In short, when monitoring errors we need to know which application and which flow led to that error and which input parameters were given. If possible we would also like to have stack traces of all involved JVM’s/CLRs and the user that triggered it.

Making sure an optimization works!

There is one other issue that you have in such a large environment. Whenever you make changes it might have a variety of effects. You want to make sure that none are negative and that the performance actually improves. You can obviously do that in tests. You can also compare previously recorded performance data with the new one, but in such a large environment this can be quite a task, even if you automate it. Our customer came up with a very pragmatic way to do a quick check instead of a going through the more comprehensive analysis right away. The fact is all they really care about are the slow or very slow transactions, and not so much whether satisfactory performance got even better.

Transaction Load Performance Breakdown that shows that the outliers are indeed reduced after the fix
Transaction Load Performance Breakdown that shows that the outliers are indeed reduced after the fix

The chart shows the transaction load (number of transactions) on one of their data centers, color coded for satisfactory, slow and very slow response time (actually they are split into several more categories). We see the outliers on the top of the chart (red portion of the bars). The dip in the chart represents the time that they diverted traffic to the other data center to apply the necessary changes. After the load comes back the outliers have been significantly reduced. While this does not grantee that the applied change is optimal in all cases it tells them that overall it has the desired effect under full production load!

What about utilization metrics?

At this point you might ask if I have forgotten about utilization metrics like CPU usage and the like or if I simply don’t see their uses. No I have not forgotten them and they have uses. But they are less important than you might think. A utilization metric tells me if that resource has reached capacity. In that regard it is very important for capacity planning, but as far as performance and stability goes it only provides additional context. As an example: knowing that the CPU utilization is 99% does not tell me whether the application is stable or if that fact has a negative impact on the performance. It really doesn’t! On the other hand if I notice that an application is getting slower and none of the measured response time metrics (database, other services, connection pools) increase while at the same time the machine that hosts the problematic service reaches 99% CPU utilization we might indeed have hit a CPU problem. But to verify that I would in addition look at the Load Average which, similar to the number of waiting threads on a connection pool, signifies the number of threads waiting for a CPU and thus signifies real impact.
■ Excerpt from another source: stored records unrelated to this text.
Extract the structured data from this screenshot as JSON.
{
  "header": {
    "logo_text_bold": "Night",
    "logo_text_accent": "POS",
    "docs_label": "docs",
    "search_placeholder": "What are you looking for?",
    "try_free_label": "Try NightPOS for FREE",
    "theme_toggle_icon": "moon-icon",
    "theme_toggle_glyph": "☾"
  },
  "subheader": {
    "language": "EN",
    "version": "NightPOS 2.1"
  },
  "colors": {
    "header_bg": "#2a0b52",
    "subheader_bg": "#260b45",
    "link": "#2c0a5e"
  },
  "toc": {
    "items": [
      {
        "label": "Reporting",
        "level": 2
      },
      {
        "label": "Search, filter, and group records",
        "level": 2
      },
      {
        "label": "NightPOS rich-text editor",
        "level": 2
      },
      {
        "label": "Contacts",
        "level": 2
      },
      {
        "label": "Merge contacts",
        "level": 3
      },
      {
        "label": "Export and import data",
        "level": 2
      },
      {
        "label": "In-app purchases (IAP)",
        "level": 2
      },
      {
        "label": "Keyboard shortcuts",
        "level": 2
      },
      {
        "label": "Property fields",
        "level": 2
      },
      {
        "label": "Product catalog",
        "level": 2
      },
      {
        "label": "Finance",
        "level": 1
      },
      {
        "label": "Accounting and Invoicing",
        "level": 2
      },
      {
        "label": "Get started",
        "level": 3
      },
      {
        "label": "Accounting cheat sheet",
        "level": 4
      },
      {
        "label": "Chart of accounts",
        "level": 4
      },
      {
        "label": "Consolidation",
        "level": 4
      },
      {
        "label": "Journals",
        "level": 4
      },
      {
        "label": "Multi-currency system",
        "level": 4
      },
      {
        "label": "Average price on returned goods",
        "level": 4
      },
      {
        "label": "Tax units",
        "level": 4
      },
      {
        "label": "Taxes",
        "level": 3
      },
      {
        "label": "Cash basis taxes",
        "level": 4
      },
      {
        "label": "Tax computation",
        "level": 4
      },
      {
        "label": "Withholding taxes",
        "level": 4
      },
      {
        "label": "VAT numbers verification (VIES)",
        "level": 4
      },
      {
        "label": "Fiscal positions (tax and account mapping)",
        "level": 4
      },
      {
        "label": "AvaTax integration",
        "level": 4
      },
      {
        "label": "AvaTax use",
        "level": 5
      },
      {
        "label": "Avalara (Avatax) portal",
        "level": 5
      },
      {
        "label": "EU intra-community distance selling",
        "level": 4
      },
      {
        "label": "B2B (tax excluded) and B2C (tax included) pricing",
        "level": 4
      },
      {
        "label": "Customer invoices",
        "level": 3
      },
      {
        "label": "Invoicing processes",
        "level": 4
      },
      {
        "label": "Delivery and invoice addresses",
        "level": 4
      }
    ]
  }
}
The value of operating system level utilization metrics give does get smaller all the time. Virtualization and Cloud technologies not only distort the measurement itself – indeed by both running in a shared environment and having the ability to get more resources on demand, resources are neither finite nor dedicated and thus resource utilization metrics become dubious. At the same time application response time is unaffected, if measured correctly, and the best and most direct indicator of real performance!